Soybean futures are called 4 to 5 cents higher. Overnight trade was 4 to 5 1/2 cents higher. With competition from South America's harvested crop increasing, weakness in the dollar could help demand for U.S. soybeans some. Fundamentals news remains light as USDA will has not started issuing planting progress for soybeans yet.

Wheat futures are called steady to 1 cent higher. Overnight trade was 1/4 to 1 1/4 cents higher. USDA lowered their winter wheat crop condition ratings from 70% to 69% good to excellent. Dry conditions in the southern Plains are still a problem. Despite the small decline, ratings remain strong compared to the 46% good to excellent at this time last year.

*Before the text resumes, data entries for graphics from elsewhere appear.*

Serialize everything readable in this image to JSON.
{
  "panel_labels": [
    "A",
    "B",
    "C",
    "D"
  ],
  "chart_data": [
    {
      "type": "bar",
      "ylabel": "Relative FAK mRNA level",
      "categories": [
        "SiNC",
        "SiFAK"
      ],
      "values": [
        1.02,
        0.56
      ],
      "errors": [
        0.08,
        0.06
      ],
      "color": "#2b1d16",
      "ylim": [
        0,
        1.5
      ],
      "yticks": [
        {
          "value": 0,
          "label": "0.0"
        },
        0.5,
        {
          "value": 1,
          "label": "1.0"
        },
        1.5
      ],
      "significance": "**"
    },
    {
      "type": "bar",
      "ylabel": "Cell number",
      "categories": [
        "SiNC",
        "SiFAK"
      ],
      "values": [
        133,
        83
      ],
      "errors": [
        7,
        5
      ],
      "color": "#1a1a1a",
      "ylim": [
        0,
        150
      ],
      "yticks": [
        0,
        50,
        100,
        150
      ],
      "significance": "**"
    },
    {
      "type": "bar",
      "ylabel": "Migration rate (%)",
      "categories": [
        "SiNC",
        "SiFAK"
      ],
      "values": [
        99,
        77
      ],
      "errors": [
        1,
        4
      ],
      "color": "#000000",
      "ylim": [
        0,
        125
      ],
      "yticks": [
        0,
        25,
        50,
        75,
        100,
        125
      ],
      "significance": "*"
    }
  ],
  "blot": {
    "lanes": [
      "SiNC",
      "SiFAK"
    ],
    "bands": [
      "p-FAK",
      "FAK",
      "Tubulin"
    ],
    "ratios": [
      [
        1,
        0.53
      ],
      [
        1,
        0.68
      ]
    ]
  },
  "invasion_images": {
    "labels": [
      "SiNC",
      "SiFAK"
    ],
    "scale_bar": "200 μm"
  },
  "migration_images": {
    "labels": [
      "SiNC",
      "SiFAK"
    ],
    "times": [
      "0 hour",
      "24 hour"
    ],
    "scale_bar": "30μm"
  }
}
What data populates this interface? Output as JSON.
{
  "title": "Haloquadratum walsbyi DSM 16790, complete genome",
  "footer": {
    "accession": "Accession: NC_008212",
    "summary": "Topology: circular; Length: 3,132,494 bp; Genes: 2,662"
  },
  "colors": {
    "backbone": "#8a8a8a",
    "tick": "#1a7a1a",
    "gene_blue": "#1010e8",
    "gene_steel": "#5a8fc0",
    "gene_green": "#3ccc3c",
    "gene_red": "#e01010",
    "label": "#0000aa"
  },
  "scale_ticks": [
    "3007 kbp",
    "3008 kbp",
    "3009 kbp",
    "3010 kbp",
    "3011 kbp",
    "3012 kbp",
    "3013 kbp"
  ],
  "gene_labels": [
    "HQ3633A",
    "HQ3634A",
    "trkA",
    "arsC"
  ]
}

Cattle futures are expected to open higher. Boxed beef prices were $0.86 to $1.05 higher on Monday. This may give cattle owners ideas of at least steady cash trade again this week. Seasonal beef demand seems to be kicking in.

Lean hog futures are called steady to lower. Cash markets are called steady to lower as packer slow slaughter in an effort to regain some margin. Monday's slaughter was the smallest in quite some time and it did help cutouts increase 28 cents yesterday.